狼の王
ただの思い付きで作ったお話です。続きとか全く考えてないです。何も始まってはいないがただもふもふ良いよねみたいな話。
温かい。
音がする。
何の音?
チュン、チュンと聞こえる。
鳥の鳴き声?
瞼に射し込んでくる光が眩しくて顔を顰める。まだ寝ていたいが、そうもいかないか。
仕方ない。起きよう、と頭を上げながら私は瞼を開いた。
そこにはーー。
朝陽に煌めく銀色の獣が海を思わせる蒼色の瞳で私を見つめていた。
どういうことなの。
めっちゃ見てくるんだけど。
え、喰われる?私喰われる?
恐怖で身を竦めたが、目の前の獣は何をするでもなくただ私を見ているだけだ。目の前と言っても私と獣との距離は約一m程。
けれど、万が一にも私がこの獣に何かしようとしても獣に返り討ちにされるだけだ。しないけど。

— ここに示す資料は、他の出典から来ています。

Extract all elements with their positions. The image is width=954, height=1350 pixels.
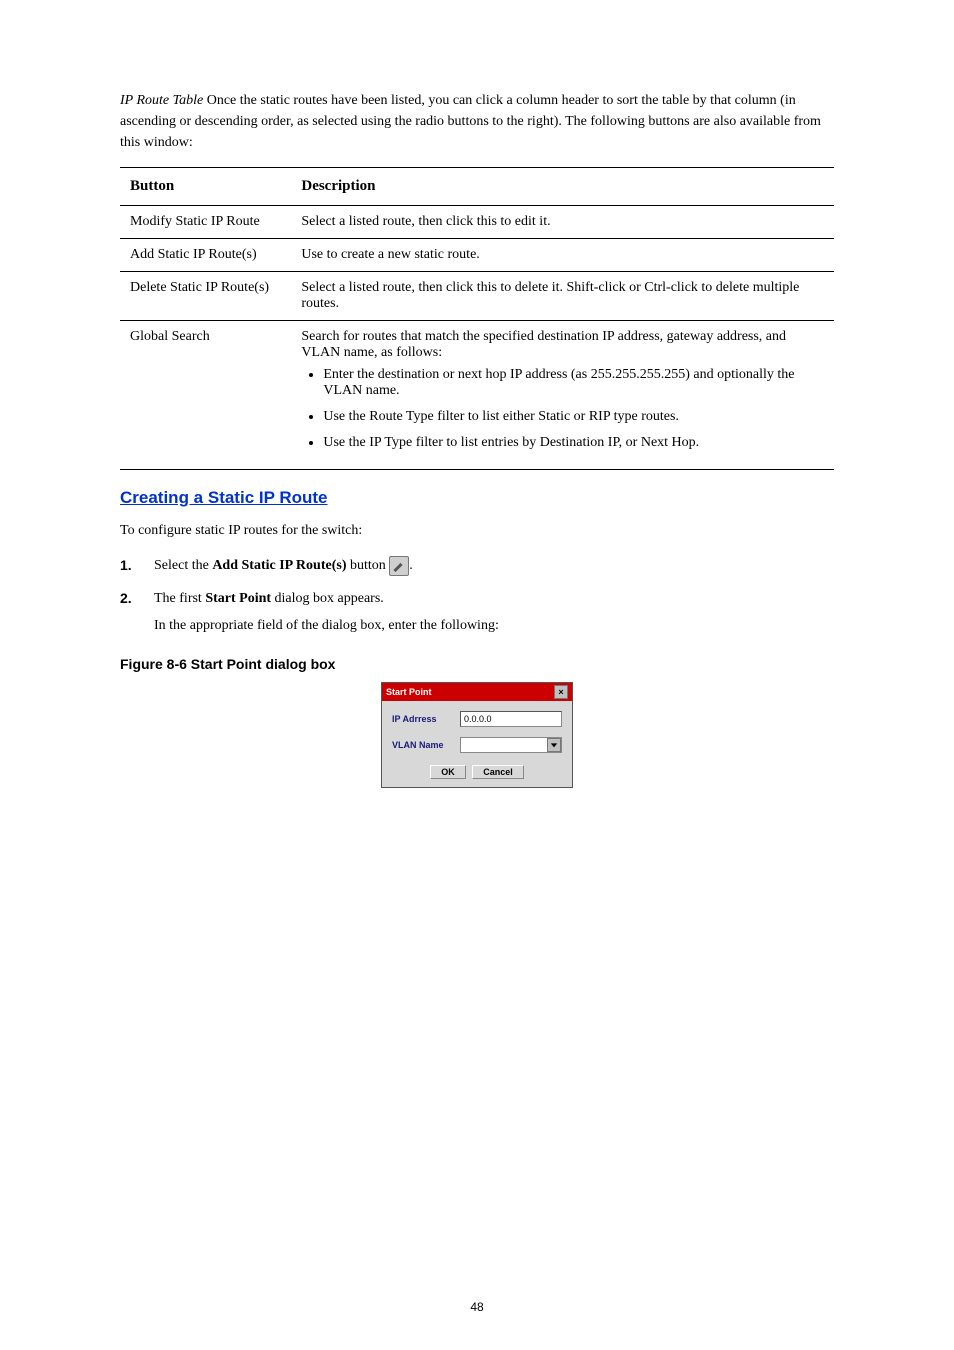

何か反応を示すべきなのか分からずに時間だけが過ぎていく。
………………………………………。
え、もうこのまま見つめ合って三分過ぎたかに思われるのだが。私も獣も全くアクションを起こさない。というか、起こせる反応がない。
どうしようというか何この状況、とぐるぐる考えていると、目の前の獣から何か響いてきた。音にしては唸り声だが、その音が頭へ到達して理解した瞬間には別の音に変わっていた。
『お前は?』
…………。ごめん、言っても良いですか。
何 故 に 言 葉 が 分 か っ た ?
え、私もの○け姫じゃないよ?それにこの獣、喋ってないよ?唸り声だったよ?唸り声なのに言葉が分かるって何なの?ホンヤクコンニャクでも食べてきたっけ私。
と、現実逃避していると、獣の顔が皺を刻む。怒った?!と思って慌てて先程の質問に答える。
「凛音」
はっきりと日本語で言った。言った筈なのに、返ってきた唸り声というか言葉は、
『リオンか』
という一言。………あれ?私ちゃんと日本語で言ったよね?唸り声っていうか獣声?で話してないよ?もしやこの獣もホンヤクコンニャクを食べたのか?
とまた思考に陥ってる最中に再び獣声が聞こえてきた。
『私の契約主となって貰えるか』
………………はい?
本日何度目かの思考停止。契約主?え、何それ美味しいの?
というか契約主ってどういうこと。今の自分の状況すら分かってないのに。
私が脳内で?マークが大量に浮かんでいるのに対し、目の前の獣は無言で尻尾をユラユラと揺らしていた。
もふりたい。
めっちゃ触りたい。もふもふしたい。撫でたい枕にしたい。そんな欲望で無意識の内に頷いていた。
この獣との契約をした後、あんな面倒な事になるとは知らずに頷いてしまったことを後悔したのは言うまでない。